Virtus Francavilla, Trocini: "L'emozione è quella giusta, vogliamo vedere a che punto siamo"

29.08.2026 12:05 di  Dennis Magrì   vedi letture
Virtus Francavilla, Trocini: "L'emozione è quella giusta, vogliamo vedere a che punto siamo"

Da adesso vale. Primo impegno ufficiale per la Virtus Francavilla, che farà il suo esordio in Coppa Italia in un derby che si preannuncia infuocato ed equilibrato contro il Nardò. Appuntamento a cui i biancazzurri tengono particolarmente per iniziare al meglio la nuova stagione. "L'emozione è quella giusta, quella che si sente nel pre-gara, sono contento del lavoro fatto fin qui e di essere tornato. Ho trovato un ambiente simile a quello che ho lasciato, da un punto di vista organizzativo e societario è cambiato poco e niente: si lavorava bene all'epoca ed è rimasta intatta. Anche in città ho ritrovato tante persone amiche. E poi c'è curiosità per vedere all'opera un gruppo totalmente nuovo in un impegno ufficiale, che hanno lavorato tanto e forte in questo mese. Sarà un test per capire a che punto siamo. Giocare in casa è una spinta in più, è qualcosa che ricerchiamo quello di ottenere grandi risultati avanti alla nostra gente. Il nostro stadio è stato un fortino in passato, vogliamo ritorni a essere così dopo qualche annata un po' complicata e la tifoseria è sempre stata determinante. Sta a noi rendere orgogliosa la nostra gente".

Che Virtus è nata? "È nata una Virtus con un'idea precisa, di una squadra con caratteristiche di corsa, di determinazione, di voglia prendersi qualche rischio. C'è un gruppo molto giovane, a parte 2-3 calciatori sono tutti calciatori nati dopo il 2001. Queste caratteristiche dovranno portarci a vincere le partite, che magari possono far pagare in termini di inesperienza ma abbiamo messo tutto in conto. E con il tempo, e il lavoro, cercheremo di migliorare. Mi auguro di vedere al più presto la Virtus di Trocini. A che punto siamo lo scopriremo lungo il percorso".

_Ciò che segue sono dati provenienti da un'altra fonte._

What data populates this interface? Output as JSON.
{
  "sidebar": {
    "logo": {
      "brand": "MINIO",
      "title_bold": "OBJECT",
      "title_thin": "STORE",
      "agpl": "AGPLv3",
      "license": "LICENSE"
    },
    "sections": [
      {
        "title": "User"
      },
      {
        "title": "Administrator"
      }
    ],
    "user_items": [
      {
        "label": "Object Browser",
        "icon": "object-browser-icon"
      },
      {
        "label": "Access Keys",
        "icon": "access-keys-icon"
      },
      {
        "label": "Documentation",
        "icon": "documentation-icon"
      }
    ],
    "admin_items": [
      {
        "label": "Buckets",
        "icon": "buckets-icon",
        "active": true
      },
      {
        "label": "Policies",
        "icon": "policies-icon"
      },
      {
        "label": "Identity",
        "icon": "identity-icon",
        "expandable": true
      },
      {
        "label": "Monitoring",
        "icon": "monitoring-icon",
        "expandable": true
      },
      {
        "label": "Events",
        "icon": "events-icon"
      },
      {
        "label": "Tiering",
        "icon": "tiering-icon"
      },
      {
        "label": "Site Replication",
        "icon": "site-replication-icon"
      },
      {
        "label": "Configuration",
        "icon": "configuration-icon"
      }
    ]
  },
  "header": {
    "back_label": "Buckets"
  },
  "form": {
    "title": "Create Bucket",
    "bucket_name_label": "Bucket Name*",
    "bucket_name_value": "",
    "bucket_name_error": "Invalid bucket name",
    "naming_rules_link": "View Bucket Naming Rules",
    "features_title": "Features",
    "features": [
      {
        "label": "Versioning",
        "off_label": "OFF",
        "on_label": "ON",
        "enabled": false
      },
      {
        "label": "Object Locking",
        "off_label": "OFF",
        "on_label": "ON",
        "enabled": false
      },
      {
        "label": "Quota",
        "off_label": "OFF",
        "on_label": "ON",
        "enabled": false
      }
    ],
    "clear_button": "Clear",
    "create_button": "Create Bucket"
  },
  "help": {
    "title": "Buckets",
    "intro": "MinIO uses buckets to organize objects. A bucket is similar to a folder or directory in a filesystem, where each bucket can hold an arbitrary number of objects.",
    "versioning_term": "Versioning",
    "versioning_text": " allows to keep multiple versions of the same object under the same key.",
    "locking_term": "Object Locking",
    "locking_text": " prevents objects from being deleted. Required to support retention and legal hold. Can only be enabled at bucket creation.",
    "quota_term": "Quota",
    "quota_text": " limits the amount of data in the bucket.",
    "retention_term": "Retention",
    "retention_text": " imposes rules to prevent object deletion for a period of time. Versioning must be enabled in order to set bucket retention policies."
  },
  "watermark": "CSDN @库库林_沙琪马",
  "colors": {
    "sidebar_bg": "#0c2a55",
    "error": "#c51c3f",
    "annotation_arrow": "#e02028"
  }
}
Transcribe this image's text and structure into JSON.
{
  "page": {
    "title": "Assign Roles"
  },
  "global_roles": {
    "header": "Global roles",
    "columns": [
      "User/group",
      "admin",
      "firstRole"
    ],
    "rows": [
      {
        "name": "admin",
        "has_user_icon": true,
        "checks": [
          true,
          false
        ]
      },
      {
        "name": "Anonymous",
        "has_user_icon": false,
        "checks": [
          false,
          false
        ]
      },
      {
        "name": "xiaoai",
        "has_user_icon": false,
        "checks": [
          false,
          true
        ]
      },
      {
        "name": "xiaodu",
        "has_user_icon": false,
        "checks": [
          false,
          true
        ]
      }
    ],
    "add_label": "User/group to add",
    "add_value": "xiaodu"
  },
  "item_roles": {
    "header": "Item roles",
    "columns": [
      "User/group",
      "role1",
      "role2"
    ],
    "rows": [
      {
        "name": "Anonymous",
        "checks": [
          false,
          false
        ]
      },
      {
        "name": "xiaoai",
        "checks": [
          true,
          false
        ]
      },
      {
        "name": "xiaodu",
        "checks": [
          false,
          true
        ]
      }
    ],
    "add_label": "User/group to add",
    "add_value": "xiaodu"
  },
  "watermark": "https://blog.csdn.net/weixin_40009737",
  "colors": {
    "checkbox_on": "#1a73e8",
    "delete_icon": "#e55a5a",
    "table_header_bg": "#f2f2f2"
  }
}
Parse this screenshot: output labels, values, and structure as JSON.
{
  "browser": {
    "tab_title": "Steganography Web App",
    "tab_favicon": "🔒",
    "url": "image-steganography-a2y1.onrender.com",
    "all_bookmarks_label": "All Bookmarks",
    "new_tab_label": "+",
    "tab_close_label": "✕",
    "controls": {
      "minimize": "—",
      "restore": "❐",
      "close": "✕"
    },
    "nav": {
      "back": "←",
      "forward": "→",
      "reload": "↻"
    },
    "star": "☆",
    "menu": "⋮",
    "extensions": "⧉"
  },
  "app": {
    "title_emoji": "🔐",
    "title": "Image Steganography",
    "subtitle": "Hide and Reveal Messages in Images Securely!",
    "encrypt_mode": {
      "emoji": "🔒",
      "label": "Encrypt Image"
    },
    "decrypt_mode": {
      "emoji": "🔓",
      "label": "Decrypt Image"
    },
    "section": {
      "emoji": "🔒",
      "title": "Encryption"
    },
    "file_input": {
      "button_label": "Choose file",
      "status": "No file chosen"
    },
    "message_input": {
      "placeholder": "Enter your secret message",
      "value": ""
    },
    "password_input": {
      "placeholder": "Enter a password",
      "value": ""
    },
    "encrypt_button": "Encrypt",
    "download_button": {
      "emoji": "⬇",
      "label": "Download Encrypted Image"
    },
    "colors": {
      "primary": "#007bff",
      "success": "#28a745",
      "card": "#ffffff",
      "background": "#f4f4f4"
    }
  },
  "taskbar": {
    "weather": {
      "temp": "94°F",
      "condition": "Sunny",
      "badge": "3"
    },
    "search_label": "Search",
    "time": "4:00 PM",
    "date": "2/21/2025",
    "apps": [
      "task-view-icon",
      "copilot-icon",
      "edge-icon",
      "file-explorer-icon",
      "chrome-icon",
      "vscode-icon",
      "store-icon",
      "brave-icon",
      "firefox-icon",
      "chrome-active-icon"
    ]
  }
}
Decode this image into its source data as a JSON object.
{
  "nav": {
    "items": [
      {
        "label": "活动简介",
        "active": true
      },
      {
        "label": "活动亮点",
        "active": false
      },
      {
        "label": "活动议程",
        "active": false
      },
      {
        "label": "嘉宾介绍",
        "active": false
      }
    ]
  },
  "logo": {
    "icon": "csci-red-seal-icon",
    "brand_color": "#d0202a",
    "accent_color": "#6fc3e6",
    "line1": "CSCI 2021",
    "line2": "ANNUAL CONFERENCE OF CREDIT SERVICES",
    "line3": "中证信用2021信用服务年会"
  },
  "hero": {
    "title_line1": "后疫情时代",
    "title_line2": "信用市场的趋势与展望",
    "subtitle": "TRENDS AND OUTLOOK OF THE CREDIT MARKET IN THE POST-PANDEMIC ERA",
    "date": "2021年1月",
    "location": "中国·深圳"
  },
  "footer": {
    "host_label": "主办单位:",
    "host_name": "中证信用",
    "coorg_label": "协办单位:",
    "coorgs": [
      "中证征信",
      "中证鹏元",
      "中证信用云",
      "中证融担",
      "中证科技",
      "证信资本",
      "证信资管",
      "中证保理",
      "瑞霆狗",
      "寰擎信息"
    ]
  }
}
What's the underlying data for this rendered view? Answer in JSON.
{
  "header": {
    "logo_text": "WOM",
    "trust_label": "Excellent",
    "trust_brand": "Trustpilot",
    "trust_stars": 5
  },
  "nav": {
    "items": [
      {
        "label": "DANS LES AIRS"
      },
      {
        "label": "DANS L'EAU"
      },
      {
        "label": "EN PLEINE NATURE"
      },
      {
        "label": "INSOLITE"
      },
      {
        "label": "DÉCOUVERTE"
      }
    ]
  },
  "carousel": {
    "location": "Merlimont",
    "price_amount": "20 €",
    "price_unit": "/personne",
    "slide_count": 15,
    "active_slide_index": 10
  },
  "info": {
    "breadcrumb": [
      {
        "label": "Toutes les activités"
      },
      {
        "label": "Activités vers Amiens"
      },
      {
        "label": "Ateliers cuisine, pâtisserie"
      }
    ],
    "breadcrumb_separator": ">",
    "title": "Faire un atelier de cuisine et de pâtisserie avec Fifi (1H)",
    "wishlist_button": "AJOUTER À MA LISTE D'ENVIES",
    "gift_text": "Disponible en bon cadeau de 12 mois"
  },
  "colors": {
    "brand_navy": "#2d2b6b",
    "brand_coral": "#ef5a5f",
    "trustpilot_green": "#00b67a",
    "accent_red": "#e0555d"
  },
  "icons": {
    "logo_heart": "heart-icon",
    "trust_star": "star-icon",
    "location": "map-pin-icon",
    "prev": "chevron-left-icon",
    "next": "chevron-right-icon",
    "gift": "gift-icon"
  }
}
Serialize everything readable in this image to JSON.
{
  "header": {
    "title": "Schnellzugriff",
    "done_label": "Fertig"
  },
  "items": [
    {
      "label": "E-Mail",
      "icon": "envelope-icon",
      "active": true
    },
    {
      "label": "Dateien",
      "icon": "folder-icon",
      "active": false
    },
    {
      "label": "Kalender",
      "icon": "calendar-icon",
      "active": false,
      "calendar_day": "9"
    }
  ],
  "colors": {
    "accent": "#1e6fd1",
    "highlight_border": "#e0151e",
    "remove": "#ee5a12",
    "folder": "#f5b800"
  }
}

Il tecnico della Virtus Francavilla, poi, fa il punto su infermeria e mercato. "Coniglio e Orefice sono fuori e resteranno fuori per un po' di tempo. Malva e Lombari stanno bene, il primo è dentro da un po' più di tempo. Lombari, invece, è più allenato e sono a disposizione, faranno parte della gara. Mercato? Non abbiamo fretta, numericamente siamo adeguati e quello che interessa è essere chirurgici, non sbagliare solo per la fretta. Poi in D è sempre aperto e non c'è urgenza, vogliamo mettere i giocatori giusti dove capiremo ci mac

Sul modulo: "Abbiamo provato più soluzioni. Negli ultimi anni ho giocato sempre con il 4-3-3, la costante può essere quella di mantenere due attaccanti in campo ed è un punto di partenza su cui abbiamo lavorato. Il 3-5-2, il 3-4-1-2, ma è un attimo che un calciatore si sposta qualche metro da un lato per cambiare sistema e visione. I numeri non sono importanti, ma i principi che vogliamo dare a prescindere dalla disposizione in campo".